8. Ziekteverzuim: De gehanteerde norm voor het RIVM is de Verbaan-norm van 2,8%. Voor 2023 is deze norm niet haalbaar; gestreefd wordt om het ziekteverzuim in 2025 op het niveau van de Verbaan-norm terug te brengen.
9. % Medewerkers met een volledig afgeronde p-gesprekscyclus: De overeengekomen norm met de eigenaar is, dat minimaal 80% van de medewerkers een afgeronde p-gesprekscyclus heeft.

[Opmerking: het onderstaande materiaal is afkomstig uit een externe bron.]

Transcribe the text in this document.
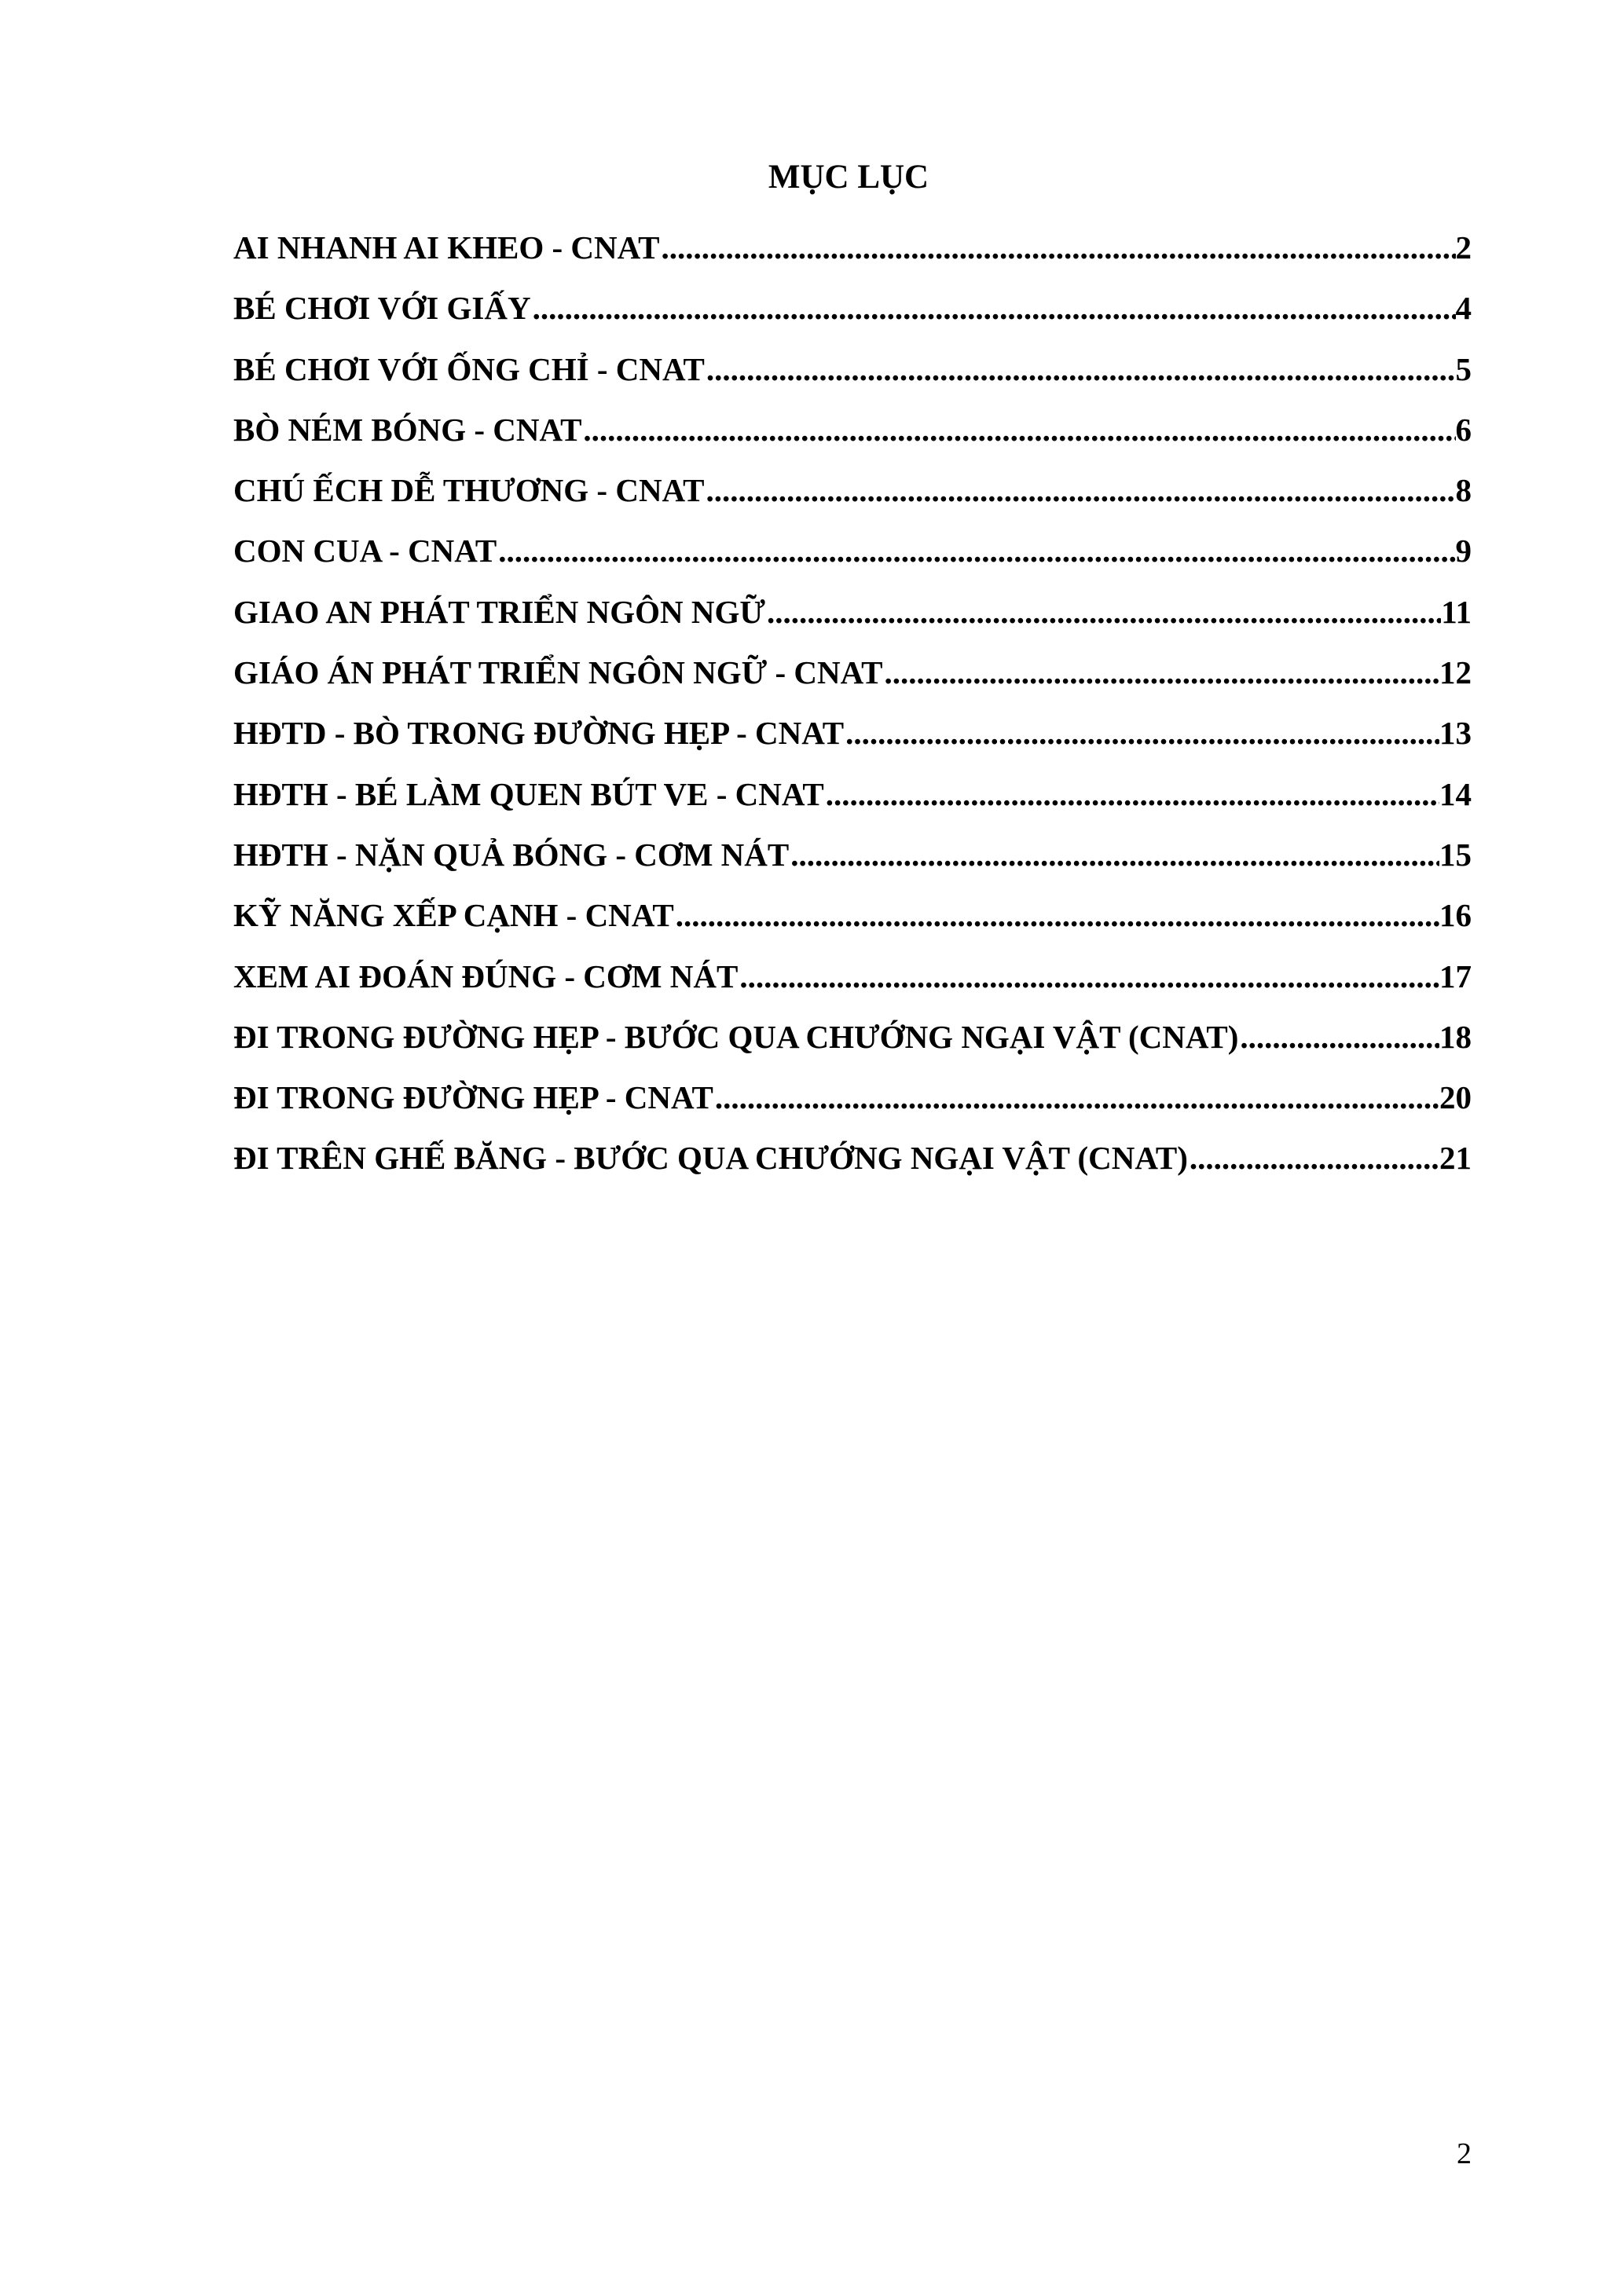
MỤC LỤC
AI NHANH AI KHEO - CNAT .....	2
BÉ CHƠI VỚI GIẤY .....	4
BÉ CHƠI VỚI ỐNG CHỈ - CNAT .....	5
BÒ NÉM BÓNG - CNAT .....	6
CHÚ ẾCH DỄ THƯƠNG - CNAT .....	8
CON CUA - CNAT .....	9
GIAO AN PHÁT TRIỂN NGÔN NGỮ .....	11
GIÁO ÁN PHÁT TRIỂN NGÔN NGỮ - CNAT .....	12
HĐTD - BÒ TRONG ĐƯỜNG HẸP - CNAT .....	13
HĐTH - BÉ LÀM QUEN BÚT VE - CNAT .....	14
HĐTH - NẶN QUẢ BÓNG - CƠM NÁT .....	15
KỸ NĂNG XẾP CẠNH - CNAT .....	16
XEM AI ĐOÁN ĐÚNG - CƠM NÁT .....	17
ĐI TRONG ĐƯỜNG HẸP - BƯỚC QUA CHƯỚNG NGẠI VẬT (CNAT) .....	18
ĐI TRONG ĐƯỜNG HẸP - CNAT .....	20
ĐI TRÊN GHẾ BĂNG - BƯỚC QUA CHƯỚNG NGẠI VẬT (CNAT) .....	21
2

Voor wat betreft de specifieke doelmatigheidsindicatoren steunt het RIVM op de gangbare bedrijfseconomische indicatoren, zoals vermeld in bovenstaande tabel. Over de geleverde prestaties legt het RIVM periodiek verantwoording af richting de opdrachtgevers en eigenaar. Aan de primaire opdrachtgevers vindt verantwoording plaats door middel van voortgangsrapportages inclusief een overzicht met de uitputting van de budgetten. Deze rapportages worden door de opdrachtgevers vastgesteld. Aan de overige opdrachtgevers wordt verantwoording afgelegd bij tijdige oplevering van de afgesproken producten en diensten. Aan de eigenaar wordt verantwoording afgelegd door middel van voortgangsrapportages, waarin tevens wordt gereflecteerd op de organisatiebrede doelstellingen uit het jaarplan RIVM.
Audits en benchmarkonderzoeken vinden periodiek plaats. Over (wetenschappelijke) audits op onderdelen van de primaire processen wordt gerapporteerd aan de Commissie van Toezicht. Audits worden gepubliceerd op de website van het RIVM.